Seeing is Believing: Juniper SRX Series NGFW Receives “AA” Rating

I’ve always been a big believer in independent third-party testing, especially for cybersecurity products. At best, they validate that a particular solution does what a vendor says it can do. At worst, they provide quantitative feedback that a vendor should use to make improvements.

Well, yesterday was one of those best-case days for Juniper and our SRX Series next-gen firewalls. We’ve received an “AA” rating from CyberRatings.org, a new independent testing company led by the founders of NSS Labs. 
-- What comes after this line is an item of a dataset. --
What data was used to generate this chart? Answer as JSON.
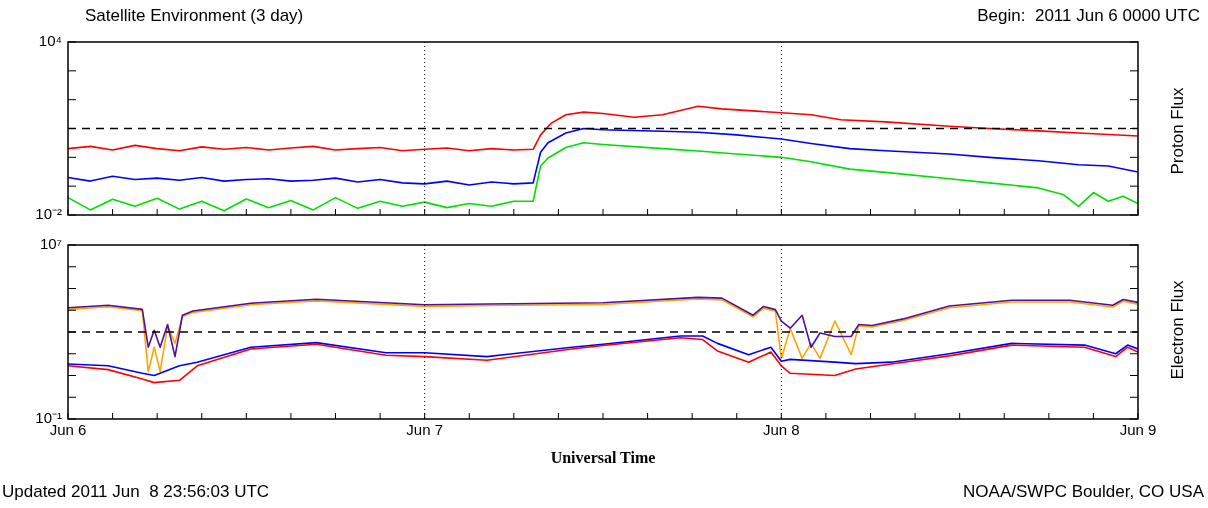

CyberRatings rated NGFW products in four areas:

• Security effectiveness, testing against new and historical exploits and evasions, a measure of how easily an attacker could bypass the firewall
• SSL/TLS, measuring on supported ciphers and, more importantly, performance when decryption is turned on
• Management, measuring the ability of the management interface to create and apply security policy, reporting, handle alerts, and authenticate users
• Customer feedback, direct feedback from customers who are using the product

Security Effectiveness

We received an “AAA” rating in security effectiveness, the highest possible rating, with a 99.5% exploit block rate and 100% resistance to evasions, scoring above the leading NGFW vendors.

Security effectiveness is the primary reason the NGFW exists, providing protection from network and some application exploits, as well as detecting and stopping evasive techniques used to bypass the firewall completely. This is an area we’ve been focusing on more aggressively over the past few years, making sure that we’re able to protect our customers’ networks and exceed expectations in security effectiveness, moving as close as possible to 100% effective against threats – and recently we actually achieved that “unicorn” score!

SSL/TLS

Decrypting and inspecting encrypted traffic, especially web traffic, is a primary use case for NGFWs. For many vendors, performance drops significantly when SSL decryption is turned on, in some cases by as much as 90% compared to cleartext traffic. Since more than 80% of traffic is encrypted these days, according to Security Boulevard, a performance hit like that forces organizations to choose between experience – meeting the throughput needs of end-users and the business — and security.

CyberRatings gave the SRX Series NGFW an “AA” rating in SSL/TLS. Our performance with SSL decryption turned on was excellent and outperformed many of our competitors who are considered leaders in the security space. It’s estimated that around 70% of attacks use encryption to evade detection, which is alarming when you consider that SSL inspection can’t be enabled for all traffic. Certain regulations prioritize user privacy over security, which has led to only one option for security practitioners: accept this as a business risk. But to address this, not only does Juniper scale more effectively with SSL inspection turned on, but we’re also able to detect threats without decrypting for traffic where SSL decryption cannot be applied. 

Management

I was so pleased that CyberRatings decided to include management functionality as a key component of the overall rating, because most organizations have 10 or more NGFWs deployed throughout the network – at the edge at campus and branch locations, within multiple public cloud environments, and in private cloud environments. Managing many NGFWs and the deployed security policy across all of these environments with a unified policy structure within a single UI is imperative for administrators to close security gaps while decreasing the time spent distributing and managing those policies. 

For many of our competitors, customers must manage their on-prem firewall deployments separately from cloud-deployed firewalls. Separate management platform. Separate policy structure. Separated visibility, intelligence, and enforcement. This kind of separation in management leaves room for blind spots and mistakes when admins must copy over and re-deploy security policies for different environments.

Juniper’s firewall management, Security Director, accommodates unified policy creation and distribution across all environments simultaneously from a single UI, providing full visibility, intelligence, and enforcement. This translates into a great user experience for our customers and our customers’ customers, which is why we received an “AA” rating for management.

Customer Feedback

Juniper SRX received a “A” rating for customer feedback, and the interesting part about this rating is that customer feedback about our NGFW technology was great, which is also what we’ve seen reflected in Gartner’s Peer Insights reviews. Customer sentiment around Juniper SRX is that the technology meets all use cases and provides innovative features that help customers protect their networks easily and effectively. Customers love our renewed focus on security but are still waiting to see if this focus is a long-term plan for Juniper.

It is. Full stop.

Juniper’s Connected Security strategy and new security capabilities released over the past few years, coupled with the industry recognition and third-party validation we’ve received consistently in that same timeframe are proof that security is and will remain a priority for Juniper. These results from CyberRatings are the latest proof points. We’ve turned the corner in security and will continue to execute on our security strategy to help our customers build threat-aware networks to safeguard their users, applications, and infrastructure.

Juniper Connected Security is here to stay. Believe it.